Pünktlich um fünf Minuten vor 8 stürme ich in den Laden. Ich hole einmal tief Luft und richte mich auf. Ich möchte schließlich einen professionellen Eindruck machen. Soweit es eben jetzt nich geht, wenn man so abgehetzt aussieht. Ich streiche mir mit der Hand meine Haare im Zopf glatt, den ich mir unterwegs schnell gebunden habe, und gehe dann Richtung Lager.

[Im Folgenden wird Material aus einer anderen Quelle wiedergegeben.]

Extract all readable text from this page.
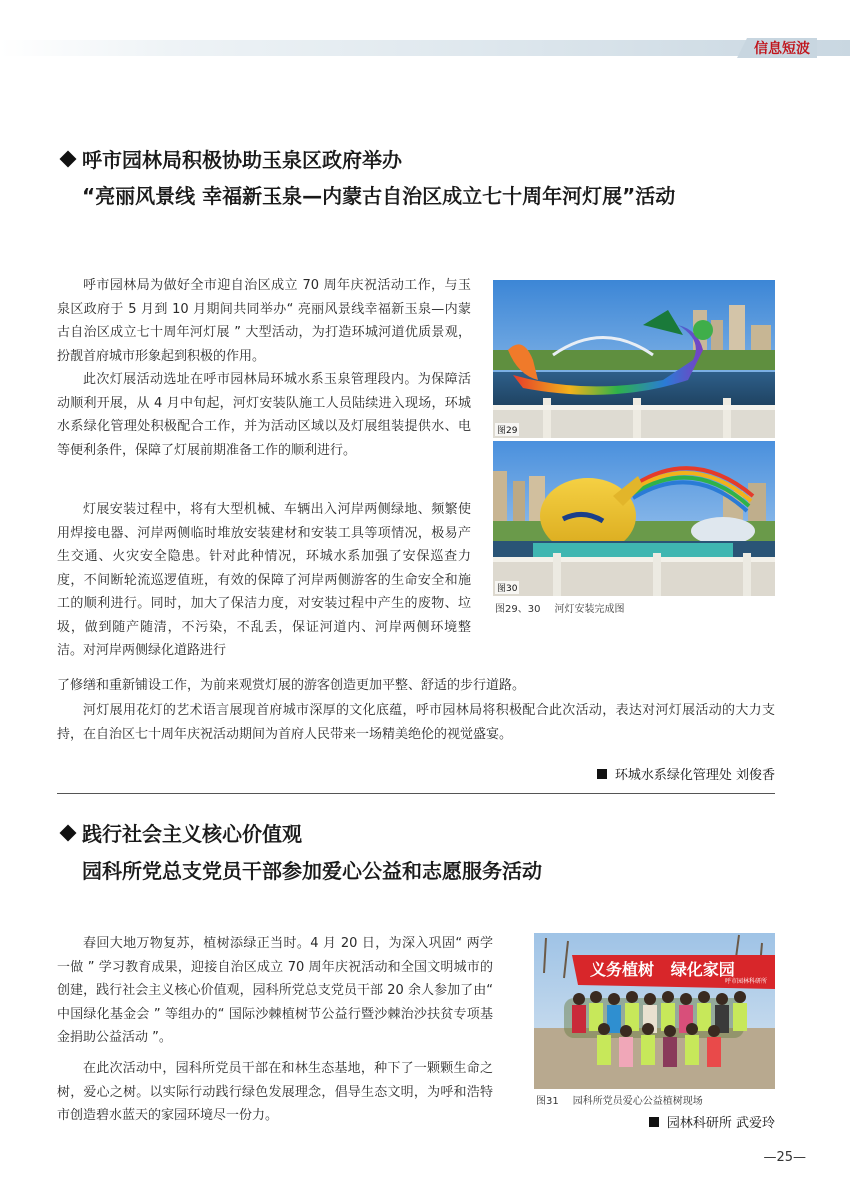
信息短波
呼市园林局积极协助玉泉区政府举办
“亮丽风景线 幸福新玉泉—内蒙古自治区成立七十周年河灯展”活动

呼市园林局为做好全市迎自治区成立 70 周年庆祝活动工作，与玉泉区政府于 5 月到 10 月期间共同举办“ 亮丽风景线幸福新玉泉—内蒙古自治区成立七十周年河灯展 ” 大型活动，为打造环城河道优质景观，扮靓首府城市形象起到积极的作用。

此次灯展活动选址在呼市园林局环城水系玉泉管理段内。为保障活动顺利开展，从 4 月中旬起，河灯安装队施工人员陆续进入现场，环城水系绿化管理处积极配合工作，并为活动区域以及灯展组装提供水、电等便利条件，保障了灯展前期准备工作的顺利进行。

灯展安装过程中，将有大型机械、车辆出入河岸两侧绿地、频繁使用焊接电器、河岸两侧临时堆放安装建材和安装工具等项情况，极易产生交通、火灾安全隐患。针对此种情况，环城水系加强了安保巡查力度，不间断轮流巡逻值班，有效的保障了河岸两侧游客的生命安全和施工的顺利进行。同时，加大了保洁力度，对安装过程中产生的废物、垃圾，做到随产随清，不污染，不乱丢，保证河道内、河岸两侧环境整洁。对河岸两侧绿化道路进行

了修缮和重新铺设工作，为前来观赏灯展的游客创造更加平整、舒适的步行道路。

河灯展用花灯的艺术语言展现首府城市深厚的文化底蕴，呼市园林局将积极配合此次活动，表达对河灯展活动的大力支持，在自治区七十周年庆祝活动期间为首府人民带来一场精美绝伦的视觉盛宴。

图29
图30
图29、30 河灯安装完成图
环城水系绿化管理处 刘俊香
践行社会主义核心价值观
园科所党总支党员干部参加爱心公益和志愿服务活动

春回大地万物复苏，植树添绿正当时。4 月 20 日，为深入巩固“ 两学一做 ” 学习教育成果，迎接自治区成立 70 周年庆祝活动和全国文明城市的创建，践行社会主义核心价值观，园科所党总支党员干部 20 余人参加了由“ 中国绿化基金会 ” 等组办的“ 国际沙棘植树节公益行暨沙棘治沙扶贫专项基金捐助公益活动 ”。

在此次活动中，园科所党员干部在和林生态基地，种下了一颗颗生命之树，爱心之树。以实际行动践行绿色发展理念，倡导生态文明，为呼和浩特市创造碧水蓝天的家园环境尽一份力。

义务植树   绿化家园
呼市园林科研所
图31 园科所党员爱心公益植树现场
园林科研所 武爱玲
—25—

Ich denke jedenfalls, dass hinter der Theke das Lager ist. Die Frau von gestern kommt mir schon entgegen.

"Ah, hallo Mia. Ist es okay, wenn ich dich duze? Die anderen Mitarbeiter duzen sich auch untereinander."

"Ja, klar."

"Gut. Dann zeige ich dir jetzt alles, okay?"

Ich nicke. Als erstes soll ich mir eine Schürze umbinden. Dann lerne ich, wie man die Brötchen richtig in die Regale legt und übe, mir die Handschuhe anzuziehen. Zuerst bekomme ich es gar nicht hin, aber nach und nach klappt es dann besser.

Es fällt mir alles relativ leicht und ich habe viel Spaß bis jetzt. Die Dame heißt übrigens Helga und ist mir unfassbar sympathisch.

Es gibt hier noch Thomas, Isabel und Sonja. Sonja arbeitet nur samstags und sonntags. Thomas immer am Nachmittag, manchmal vormittags und Isabel und Helga mit mir zusammen.

Es macht total Spaß, die Kunden zu bedienen. In der Woche kommen aber nicht so viele, erklärt mir Helga, denn viele Leute arbeiten ja schließlich.  Am Wochenende machen sie deshalb meist mehr als doppelt so viel Umsatz.

Aber so ist es weniger anstrengend.

Am Ende meiner Schicht, also gegen 14 Uhr, sagt Helga mir dann:

"Du hast das echt gut gemacht. Es würde mich sehr freuen, wenn du die nächsten zwei Wochen bei uns arbeitest."

"Klar, gerne. Vielen Dank."

Ich lächle und gebe ihr dann zum Abschied die Hand. Morgen soll ich wieder um acht herkommen. Ich freue mich schon darauf.

---

Nachdem ich dann meine Schürze abgelegt habe und mir die Hände gewaschen habe, gehe ich mit einem Lächeln aus dem Laden heraus. Die Sonne scheint und das hebt meine Stimmung sofort um einiges. Es ist zwar trotzdem etwas kühl, aber schön.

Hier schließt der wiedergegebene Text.